The SDGs are massive in scale with total cost expected to be in the trillions of dollars per year from all funding sources, including national budgets controlled by legislators. NGO health care providers, including those that perform abortion, are preparing for the unprecedented influx of funding as sexual and reproductive health and health-care services are integrated into national health strategies and programs while a target to provide “universal health coverage” is also pursued.
General Assembly Approves SDG
The General Assembly of the UN met in New York on September 25th, 2015 and approved these negotiated SDG goals including the expression “sexual and reproductive rights”. This SDG remains a cloud on the horizon for the pro-life cause.
Also at the General Assembly, the US, EU and their allies, despite every effort, did not succeed in having included abortion and homosexual rights in these new global development goals.
In the absence of making headway on these issues, however, the Obama administration with its homosexual (LGBT) supporters, moved to erode the pro-life and pro-family principles that underpin the UN by having “the family” removed from the sustainable goals document.

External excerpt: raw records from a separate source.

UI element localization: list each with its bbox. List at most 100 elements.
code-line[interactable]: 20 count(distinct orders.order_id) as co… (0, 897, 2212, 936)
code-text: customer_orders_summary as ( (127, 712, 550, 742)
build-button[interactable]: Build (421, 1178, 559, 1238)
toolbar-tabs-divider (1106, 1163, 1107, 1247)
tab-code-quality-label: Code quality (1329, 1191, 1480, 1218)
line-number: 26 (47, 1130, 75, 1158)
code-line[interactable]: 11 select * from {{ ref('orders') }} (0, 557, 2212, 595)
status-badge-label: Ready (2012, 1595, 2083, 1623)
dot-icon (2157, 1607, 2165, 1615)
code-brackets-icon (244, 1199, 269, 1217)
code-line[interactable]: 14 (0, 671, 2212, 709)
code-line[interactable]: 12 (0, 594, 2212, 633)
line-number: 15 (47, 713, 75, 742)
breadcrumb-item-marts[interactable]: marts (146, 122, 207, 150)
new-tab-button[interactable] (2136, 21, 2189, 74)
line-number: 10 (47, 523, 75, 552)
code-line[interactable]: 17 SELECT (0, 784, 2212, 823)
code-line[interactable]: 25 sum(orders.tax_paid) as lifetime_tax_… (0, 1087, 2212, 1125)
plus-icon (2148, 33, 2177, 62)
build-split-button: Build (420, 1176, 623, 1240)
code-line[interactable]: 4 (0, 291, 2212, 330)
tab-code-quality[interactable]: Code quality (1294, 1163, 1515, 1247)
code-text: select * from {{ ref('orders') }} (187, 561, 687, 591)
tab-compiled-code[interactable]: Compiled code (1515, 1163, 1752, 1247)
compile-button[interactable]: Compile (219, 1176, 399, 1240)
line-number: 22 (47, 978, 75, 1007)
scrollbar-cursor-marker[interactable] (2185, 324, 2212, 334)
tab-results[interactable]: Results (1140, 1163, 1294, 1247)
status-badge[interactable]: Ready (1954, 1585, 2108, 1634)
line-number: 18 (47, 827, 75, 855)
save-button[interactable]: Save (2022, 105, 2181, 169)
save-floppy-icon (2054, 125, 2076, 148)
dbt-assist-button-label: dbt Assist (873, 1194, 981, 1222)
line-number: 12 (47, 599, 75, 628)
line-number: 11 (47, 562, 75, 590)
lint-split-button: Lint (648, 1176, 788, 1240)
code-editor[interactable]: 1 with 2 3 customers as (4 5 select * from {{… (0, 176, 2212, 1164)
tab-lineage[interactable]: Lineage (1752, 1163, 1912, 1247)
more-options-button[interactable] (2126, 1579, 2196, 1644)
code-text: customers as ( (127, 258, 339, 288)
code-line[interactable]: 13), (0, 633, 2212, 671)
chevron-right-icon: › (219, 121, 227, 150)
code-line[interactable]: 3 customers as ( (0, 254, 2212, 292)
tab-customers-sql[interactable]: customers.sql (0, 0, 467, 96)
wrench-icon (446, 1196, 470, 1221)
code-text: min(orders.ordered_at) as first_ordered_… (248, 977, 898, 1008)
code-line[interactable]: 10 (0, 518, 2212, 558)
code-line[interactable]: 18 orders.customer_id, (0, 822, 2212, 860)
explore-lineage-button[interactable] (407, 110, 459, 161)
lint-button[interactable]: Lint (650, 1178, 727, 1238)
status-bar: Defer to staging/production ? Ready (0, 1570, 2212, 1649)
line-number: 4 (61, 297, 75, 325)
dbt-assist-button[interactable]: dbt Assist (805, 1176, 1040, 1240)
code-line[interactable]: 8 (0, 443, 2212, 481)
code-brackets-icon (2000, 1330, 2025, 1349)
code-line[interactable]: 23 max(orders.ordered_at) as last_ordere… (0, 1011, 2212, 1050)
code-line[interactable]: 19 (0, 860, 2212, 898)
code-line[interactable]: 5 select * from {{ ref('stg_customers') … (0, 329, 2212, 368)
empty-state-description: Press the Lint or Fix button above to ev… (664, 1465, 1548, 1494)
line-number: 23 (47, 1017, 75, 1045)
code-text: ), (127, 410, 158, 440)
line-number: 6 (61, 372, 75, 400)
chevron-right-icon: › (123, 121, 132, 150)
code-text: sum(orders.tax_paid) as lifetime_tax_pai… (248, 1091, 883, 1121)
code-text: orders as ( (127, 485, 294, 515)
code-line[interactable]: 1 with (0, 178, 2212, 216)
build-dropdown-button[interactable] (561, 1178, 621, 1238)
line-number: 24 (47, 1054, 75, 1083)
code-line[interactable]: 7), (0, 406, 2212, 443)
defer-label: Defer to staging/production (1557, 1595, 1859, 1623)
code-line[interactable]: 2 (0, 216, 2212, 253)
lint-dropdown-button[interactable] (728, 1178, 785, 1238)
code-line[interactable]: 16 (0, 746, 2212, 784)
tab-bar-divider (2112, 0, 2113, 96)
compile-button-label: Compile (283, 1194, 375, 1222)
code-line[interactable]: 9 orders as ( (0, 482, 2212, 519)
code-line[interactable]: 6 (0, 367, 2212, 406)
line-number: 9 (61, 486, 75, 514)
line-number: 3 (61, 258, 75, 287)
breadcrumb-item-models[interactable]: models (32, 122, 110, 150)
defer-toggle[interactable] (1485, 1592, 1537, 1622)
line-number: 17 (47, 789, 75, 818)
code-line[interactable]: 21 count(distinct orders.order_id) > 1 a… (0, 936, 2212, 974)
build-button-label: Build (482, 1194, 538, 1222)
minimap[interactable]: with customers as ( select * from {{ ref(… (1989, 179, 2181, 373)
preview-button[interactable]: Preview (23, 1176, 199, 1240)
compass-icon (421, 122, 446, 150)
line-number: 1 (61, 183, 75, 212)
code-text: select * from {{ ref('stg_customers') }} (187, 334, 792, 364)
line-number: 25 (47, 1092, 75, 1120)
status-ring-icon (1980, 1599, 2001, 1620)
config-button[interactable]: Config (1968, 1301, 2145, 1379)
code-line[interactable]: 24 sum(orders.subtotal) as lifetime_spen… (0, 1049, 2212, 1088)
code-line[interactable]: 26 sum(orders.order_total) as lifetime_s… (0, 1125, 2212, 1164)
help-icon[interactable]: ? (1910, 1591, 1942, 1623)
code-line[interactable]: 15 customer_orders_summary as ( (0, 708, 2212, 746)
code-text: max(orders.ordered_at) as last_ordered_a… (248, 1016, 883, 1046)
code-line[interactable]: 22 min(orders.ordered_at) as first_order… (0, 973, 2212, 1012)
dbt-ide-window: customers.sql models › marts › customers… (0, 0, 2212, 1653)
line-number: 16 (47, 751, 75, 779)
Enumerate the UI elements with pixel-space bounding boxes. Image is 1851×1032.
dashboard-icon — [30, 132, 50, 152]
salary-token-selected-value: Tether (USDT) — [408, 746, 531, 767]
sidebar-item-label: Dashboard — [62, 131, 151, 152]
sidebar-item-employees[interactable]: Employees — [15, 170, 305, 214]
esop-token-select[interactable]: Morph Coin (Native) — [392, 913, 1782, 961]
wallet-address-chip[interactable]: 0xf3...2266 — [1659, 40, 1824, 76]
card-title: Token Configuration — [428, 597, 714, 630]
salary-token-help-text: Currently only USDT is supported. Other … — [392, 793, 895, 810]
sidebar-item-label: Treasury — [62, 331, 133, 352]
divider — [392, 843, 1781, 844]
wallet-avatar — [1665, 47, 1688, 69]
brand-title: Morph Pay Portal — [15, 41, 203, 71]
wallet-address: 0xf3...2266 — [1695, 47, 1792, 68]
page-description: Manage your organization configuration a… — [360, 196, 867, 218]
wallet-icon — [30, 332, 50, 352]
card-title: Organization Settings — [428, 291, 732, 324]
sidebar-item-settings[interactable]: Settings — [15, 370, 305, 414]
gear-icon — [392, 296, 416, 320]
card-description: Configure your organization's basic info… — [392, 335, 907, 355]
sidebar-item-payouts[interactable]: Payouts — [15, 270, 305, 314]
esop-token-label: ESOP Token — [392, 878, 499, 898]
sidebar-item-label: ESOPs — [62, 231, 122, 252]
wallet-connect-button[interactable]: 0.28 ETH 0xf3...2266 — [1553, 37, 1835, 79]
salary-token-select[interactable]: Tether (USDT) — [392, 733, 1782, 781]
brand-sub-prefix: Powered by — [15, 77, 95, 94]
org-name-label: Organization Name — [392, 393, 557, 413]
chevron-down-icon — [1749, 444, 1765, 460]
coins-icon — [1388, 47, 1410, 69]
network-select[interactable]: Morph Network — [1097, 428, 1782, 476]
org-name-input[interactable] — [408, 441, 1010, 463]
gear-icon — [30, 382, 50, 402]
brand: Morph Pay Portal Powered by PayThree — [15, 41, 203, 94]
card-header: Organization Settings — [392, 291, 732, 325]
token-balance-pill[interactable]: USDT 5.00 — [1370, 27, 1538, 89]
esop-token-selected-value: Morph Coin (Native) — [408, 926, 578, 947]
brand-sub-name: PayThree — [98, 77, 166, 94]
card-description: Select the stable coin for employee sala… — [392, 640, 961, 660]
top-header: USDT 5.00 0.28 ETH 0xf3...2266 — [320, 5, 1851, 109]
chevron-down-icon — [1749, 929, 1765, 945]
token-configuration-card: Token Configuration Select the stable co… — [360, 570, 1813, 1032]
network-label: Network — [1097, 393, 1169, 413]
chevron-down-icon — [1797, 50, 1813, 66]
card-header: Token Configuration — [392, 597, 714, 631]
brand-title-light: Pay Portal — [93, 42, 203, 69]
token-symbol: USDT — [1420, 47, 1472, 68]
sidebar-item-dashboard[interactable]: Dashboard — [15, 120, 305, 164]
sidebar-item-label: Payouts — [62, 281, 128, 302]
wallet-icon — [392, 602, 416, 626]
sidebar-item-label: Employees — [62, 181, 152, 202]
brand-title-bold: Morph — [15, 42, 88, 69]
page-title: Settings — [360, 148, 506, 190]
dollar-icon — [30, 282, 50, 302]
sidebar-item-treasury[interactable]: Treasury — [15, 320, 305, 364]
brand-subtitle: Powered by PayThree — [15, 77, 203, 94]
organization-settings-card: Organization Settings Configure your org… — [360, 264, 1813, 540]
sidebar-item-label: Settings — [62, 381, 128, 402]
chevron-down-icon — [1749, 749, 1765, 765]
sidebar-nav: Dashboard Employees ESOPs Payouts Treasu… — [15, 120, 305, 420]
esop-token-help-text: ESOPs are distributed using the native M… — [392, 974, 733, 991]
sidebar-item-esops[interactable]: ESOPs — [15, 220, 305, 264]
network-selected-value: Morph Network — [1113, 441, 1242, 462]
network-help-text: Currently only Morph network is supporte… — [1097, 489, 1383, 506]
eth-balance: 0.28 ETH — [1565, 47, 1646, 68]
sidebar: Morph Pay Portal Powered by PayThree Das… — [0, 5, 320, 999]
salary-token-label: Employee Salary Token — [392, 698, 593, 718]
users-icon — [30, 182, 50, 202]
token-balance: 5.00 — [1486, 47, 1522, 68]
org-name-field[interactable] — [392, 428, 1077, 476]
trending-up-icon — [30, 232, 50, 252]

While this is not a gain for LGBT rights, it is a loss for the pro-life and pro-family cause. The exclusion of the family does not re-define the family, nor does it imply any recognition for same-sex couples. But the exclusion creates a space for mischief to re-define the family, despite the Universal Declaration of Human Rights not contemplating any recognition of same-sex relationships as capable of constituting a family.
At the heart of the UN is the recognition of the family as the “natural and fundamental group unit of society.” First stated in the Universal Declaration of Human Rights, every major UN agreement, and just about every UN resolution, touching on social policy has included a reference to the family. As a result of the omission of the word “family” in the SDG, several countries gave strong statements that the new goals should not be interpreted to include LGBT rights.
The Story Behind the Push for LGBT Rights at the UN
The push for LGBT rights at the UN comes from the Office of the High Commissioner on Human Rights, which has been funded, since 2011, by the Nordic countries in order to campaign specifically for LGBT rights. This is taking place even though that UN agency is pleading for funds to carry out its basic work. At the same time, the office of the High Commissioner on Human Rights is caught up in a scandal. It is accused of corruption by deliberately mishandling an investigation of French soldiers sexually abusing African boys. Children as young as nine were induced to trade oral sex and sodomy with the French soldiers for food. This UN agency should deal with its own problems before creating problems for the rest of the world.
African and other delegates have repeatedly expressed their frustration with the obsession of the UN bureaucracy and some governments with pushing controversial LGBT issues, when there obviously is no consensus on it.
Deeply Grateful for Work of Pro-family NGO’s at the UN
We can only be grateful for the stalwart work of the pro-life/family NGO’s at the UN, who are there to encourage and assist pro-life countries to stand firm for their beliefs. It is a tough, never-ending job. As long as they are there, however, the small but persistent group of sexual rights NGO’s and their powerful supporting countries and UN bureaucracy and agencies, will continue to face an uphill battle in pushing their agenda.
Hopefully a pro-life president will be elected in the US in 2016. This will undermine the efforts of those promoting abortion and homosexual rights at the UN.